Risponde don Stefano Tarocchi, docente di Sacra Scrittura
«Era il giorno della Parasceve e i Giudei, perché i corpi non rimanessero sulla croce durante il sabato – era infatti un giorno solenne quel sabato –, chiesero a Pilato che fossero spezzate loro le gambe e fossero portati via. Vennero dunque i soldati e spezzarono le gambe all’uno e all’altro che erano stati crocifissi insieme con lui. Venuti però da Gesù, vedendo che era già morto, non gli spezzarono le gambe, ma uno dei soldati con una lancia gli colpì il costato, e subito ne uscì sangue e acqua» (Gv 19,31-34). Questa concentrazione dà un particolare risalto al giorno della morte di Gesù. L’evangelista dice infatti che era «grande» quel giorno: «un giorno speciale». Era così per il sovrapporsi di due date del calendario religioso: la vigilia del sabato e quella della Pasqua. Secondo Deuteronomio 21,22-23 non potevano rimanere appesi i cadaveri dei crocifissi oltre il tramonto: «se un uomo avrà commesso un delitto degno di morte e tu l’avrai messo a morte e appeso a un albero, il suo cadavere non dovrà rimanere tutta la notte sull’albero, ma lo seppellirai lo stesso giorno, perché l’appeso è una maledizione di Dio e tu non contaminerai il paese che il Signore, tuo Dio, ti dà in eredità».

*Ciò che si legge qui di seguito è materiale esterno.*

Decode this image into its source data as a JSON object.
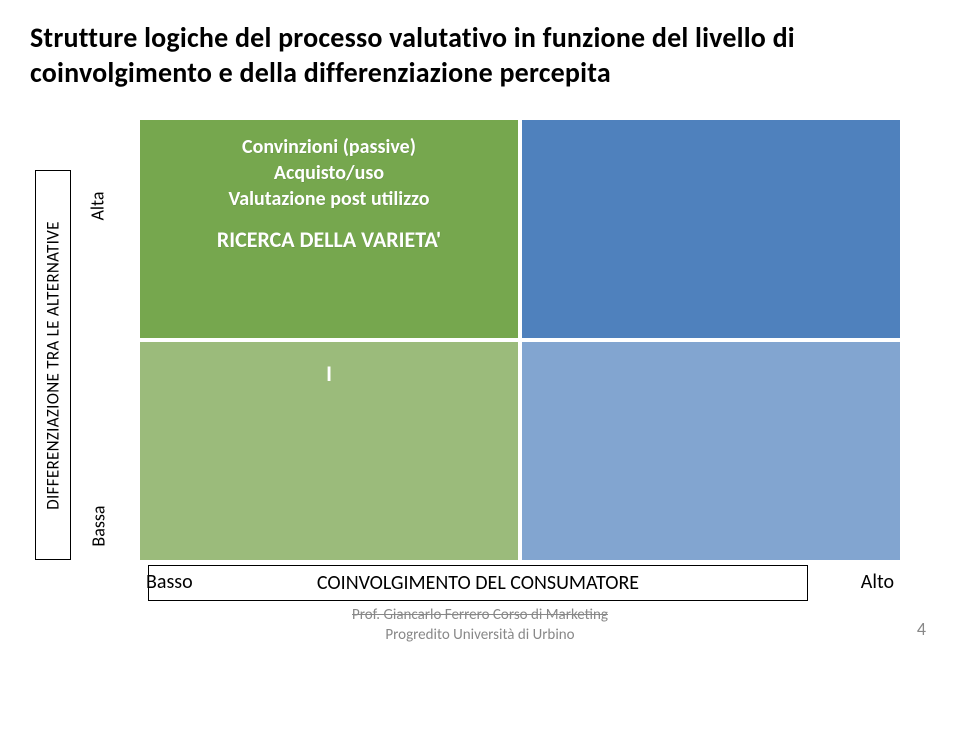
{
  "title": "Strutture logiche del processo valutativo in funzione del livello di coinvolgimento e della differenziazione percepita",
  "y_axis": {
    "label": "DIFFERENZIAZIONE TRA LE ALTERNATIVE",
    "tick_high": "Alta",
    "tick_low": "Bassa"
  },
  "x_axis": {
    "label": "COINVOLGIMENTO DEL CONSUMATORE",
    "tick_low": "Basso",
    "tick_high": "Alto"
  },
  "matrix": {
    "colors": {
      "tl": "#76a74e",
      "tr": "#4f81bd",
      "bl": "#9bbb7b",
      "br": "#82a5d0"
    },
    "tl": {
      "line1": "Convinzioni (passive)",
      "line2": "Acquisto/uso",
      "line3": "Valutazione post utilizzo",
      "emph": "RICERCA DELLA VARIETA'"
    },
    "bl": {
      "mark": "I"
    }
  },
  "footer": {
    "line1": "Prof. Giancarlo Ferrero  Corso di Marketing",
    "line2": "Progredito  Università di Urbino"
  },
  "page_number": "4"
}
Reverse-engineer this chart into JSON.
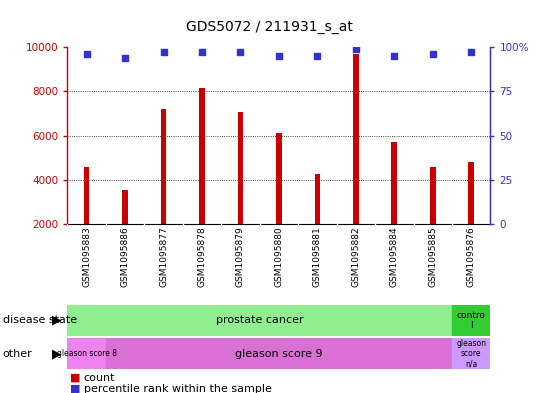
{
  "title": "GDS5072 / 211931_s_at",
  "samples": [
    "GSM1095883",
    "GSM1095886",
    "GSM1095877",
    "GSM1095878",
    "GSM1095879",
    "GSM1095880",
    "GSM1095881",
    "GSM1095882",
    "GSM1095884",
    "GSM1095885",
    "GSM1095876"
  ],
  "counts": [
    4600,
    3550,
    7200,
    8150,
    7050,
    6100,
    4250,
    9700,
    5700,
    4600,
    4800
  ],
  "percentiles": [
    96,
    94,
    97,
    97,
    97,
    95,
    95,
    99,
    95,
    96,
    97
  ],
  "ylim_left": [
    2000,
    10000
  ],
  "ylim_right": [
    0,
    100
  ],
  "yticks_left": [
    2000,
    4000,
    6000,
    8000,
    10000
  ],
  "yticks_right": [
    0,
    25,
    50,
    75,
    100
  ],
  "bar_color": "#cc0000",
  "dot_color": "#3333cc",
  "xtick_bg": "#d3d3d3",
  "disease_state_green": "#90ee90",
  "disease_state_ctrl_green": "#33cc33",
  "gleason8_color": "#ee82ee",
  "gleason9_color": "#da70d6",
  "gleasonNA_color": "#cc99ff",
  "disease_state_splits": [
    10,
    1
  ],
  "other_splits": [
    1,
    9,
    1
  ],
  "legend_count_label": "count",
  "legend_pct_label": "percentile rank within the sample"
}
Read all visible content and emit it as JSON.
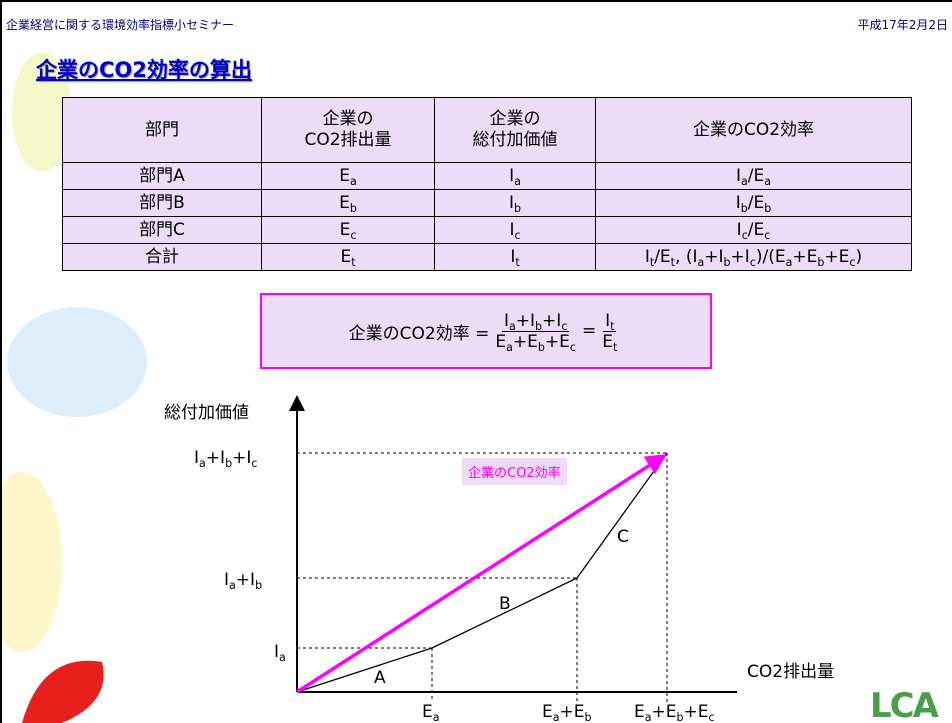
{
  "header": {
    "left": "企業経営に関する環境効率指標小セミナー",
    "right": "平成17年2月2日"
  },
  "title": "企業のCO2効率の算出",
  "table": {
    "header": [
      [
        "部門"
      ],
      [
        "企業の",
        "CO2排出量"
      ],
      [
        "企業の",
        "総付加価値"
      ],
      [
        "企業のCO2効率"
      ]
    ],
    "rows": [
      [
        [
          "部門A"
        ],
        [
          "E",
          {
            "sub": "a"
          }
        ],
        [
          "I",
          {
            "sub": "a"
          }
        ],
        [
          "I",
          {
            "sub": "a"
          },
          "/E",
          {
            "sub": "a"
          }
        ]
      ],
      [
        [
          "部門B"
        ],
        [
          "E",
          {
            "sub": "b"
          }
        ],
        [
          "I",
          {
            "sub": "b"
          }
        ],
        [
          "I",
          {
            "sub": "b"
          },
          "/E",
          {
            "sub": "b"
          }
        ]
      ],
      [
        [
          "部門C"
        ],
        [
          "E",
          {
            "sub": "c"
          }
        ],
        [
          "I",
          {
            "sub": "c"
          }
        ],
        [
          "I",
          {
            "sub": "c"
          },
          "/E",
          {
            "sub": "c"
          }
        ]
      ],
      [
        [
          "合計"
        ],
        [
          "E",
          {
            "sub": "t"
          }
        ],
        [
          "I",
          {
            "sub": "t"
          }
        ],
        [
          "I",
          {
            "sub": "t"
          },
          "/E",
          {
            "sub": "t"
          },
          ", (I",
          {
            "sub": "a"
          },
          "+I",
          {
            "sub": "b"
          },
          "+I",
          {
            "sub": "c"
          },
          ")/(E",
          {
            "sub": "a"
          },
          "+E",
          {
            "sub": "b"
          },
          "+E",
          {
            "sub": "c"
          },
          ")"
        ]
      ]
    ]
  },
  "formula": {
    "label": "企業のCO2効率 =",
    "fraction1": {
      "numerator": [
        "I",
        {
          "sub": "a"
        },
        "+I",
        {
          "sub": "b"
        },
        "+I",
        {
          "sub": "c"
        }
      ],
      "denominator": [
        "E",
        {
          "sub": "a"
        },
        "+E",
        {
          "sub": "b"
        },
        "+E",
        {
          "sub": "c"
        }
      ]
    },
    "equals": "=",
    "fraction2": {
      "numerator": [
        "I",
        {
          "sub": "t"
        }
      ],
      "denominator": [
        "E",
        {
          "sub": "t"
        }
      ]
    }
  },
  "diagram": {
    "y_label": "総付加価値",
    "x_label": "CO2排出量",
    "y_ticks": [
      [
        "I",
        {
          "sub": "a"
        },
        "+I",
        {
          "sub": "b"
        },
        "+I",
        {
          "sub": "c"
        }
      ],
      [
        "I",
        {
          "sub": "a"
        },
        "+I",
        {
          "sub": "b"
        }
      ],
      [
        "I",
        {
          "sub": "a"
        }
      ]
    ],
    "x_ticks": [
      [
        "E",
        {
          "sub": "a"
        }
      ],
      [
        "E",
        {
          "sub": "a"
        },
        "+E",
        {
          "sub": "b"
        }
      ],
      [
        "E",
        {
          "sub": "a"
        },
        "+E",
        {
          "sub": "b"
        },
        "+E",
        {
          "sub": "c"
        }
      ]
    ],
    "segments": [
      "A",
      "B",
      "C"
    ],
    "line_label": "企業のCO2効率"
  },
  "logo": "LCA"
}
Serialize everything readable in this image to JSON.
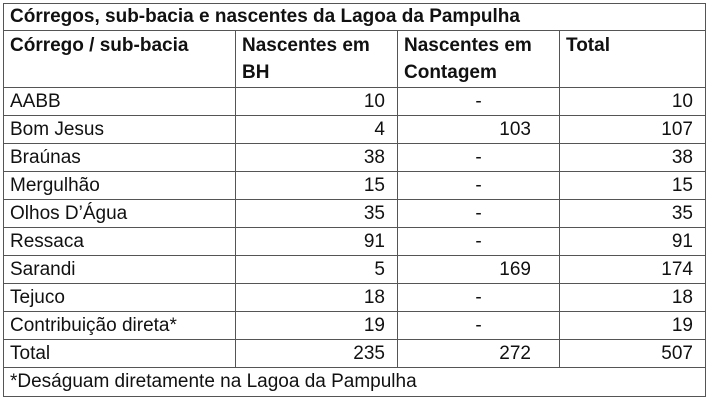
{
  "table": {
    "title": "Córregos, sub-bacia e nascentes da Lagoa da Pampulha",
    "headers": {
      "col1": "Córrego / sub-bacia",
      "col2": "Nascentes em BH",
      "col3": "Nascentes em Contagem",
      "col4": "Total"
    },
    "rows": [
      {
        "name": "AABB",
        "bh": "10",
        "contagem": "-",
        "total": "10"
      },
      {
        "name": "Bom Jesus",
        "bh": "4",
        "contagem": "103",
        "total": "107"
      },
      {
        "name": "Braúnas",
        "bh": "38",
        "contagem": "-",
        "total": "38"
      },
      {
        "name": "Mergulhão",
        "bh": "15",
        "contagem": "-",
        "total": "15"
      },
      {
        "name": "Olhos D’Água",
        "bh": "35",
        "contagem": "-",
        "total": "35"
      },
      {
        "name": "Ressaca",
        "bh": "91",
        "contagem": "-",
        "total": "91"
      },
      {
        "name": "Sarandi",
        "bh": "5",
        "contagem": "169",
        "total": "174"
      },
      {
        "name": "Tejuco",
        "bh": "18",
        "contagem": "-",
        "total": "18"
      },
      {
        "name": "Contribuição direta*",
        "bh": "19",
        "contagem": "-",
        "total": "19"
      },
      {
        "name": "Total",
        "bh": "235",
        "contagem": "272",
        "total": "507"
      }
    ],
    "footnote": "*Deságuam diretamente na Lagoa da Pampulha"
  }
}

Di fatto Gesù è ormai morto, e per accertarlo, i soldati anziché compiere il gesto dello spezzare le gambe ai condannati a morte (crurifragio) per anticiparne la morte e togliere i loro corpi dalla croce, a proposito di Gesù il Vangelo aggiunge che «uno dei soldati colpì il costato con la lancia e subito ne uscì sangue e acqua». Ora il fenomeno sembra essere naturalmente collegato alla morte di Gesù sulla croce, con tutti gli eventi che la precedono, compresa la flagellazione: un versamento di sangue all’interno dello spazio pleurico. I globuli rossi (il «sangue») si separano dal plasma sanguigno («acqua»). E l’elemento più pesante esce per primo: «subito ne uscì sangue e acqua». C’è un riferimento a questi simboli anche nella prima lettera di Giovanni: «egli è colui che è venuto con acqua e sangue, Gesù Cristo; non con l’acqua soltanto, ma con l’acqua e con il sangue. Ed è lo Spirito che dà testimonianza, perché lo Spirito è la verità» (1 Gv 5,6.8). Ma gli interpreti, dato il contesto differente della lettera, danno un altro significato all’accostamento di due elementi.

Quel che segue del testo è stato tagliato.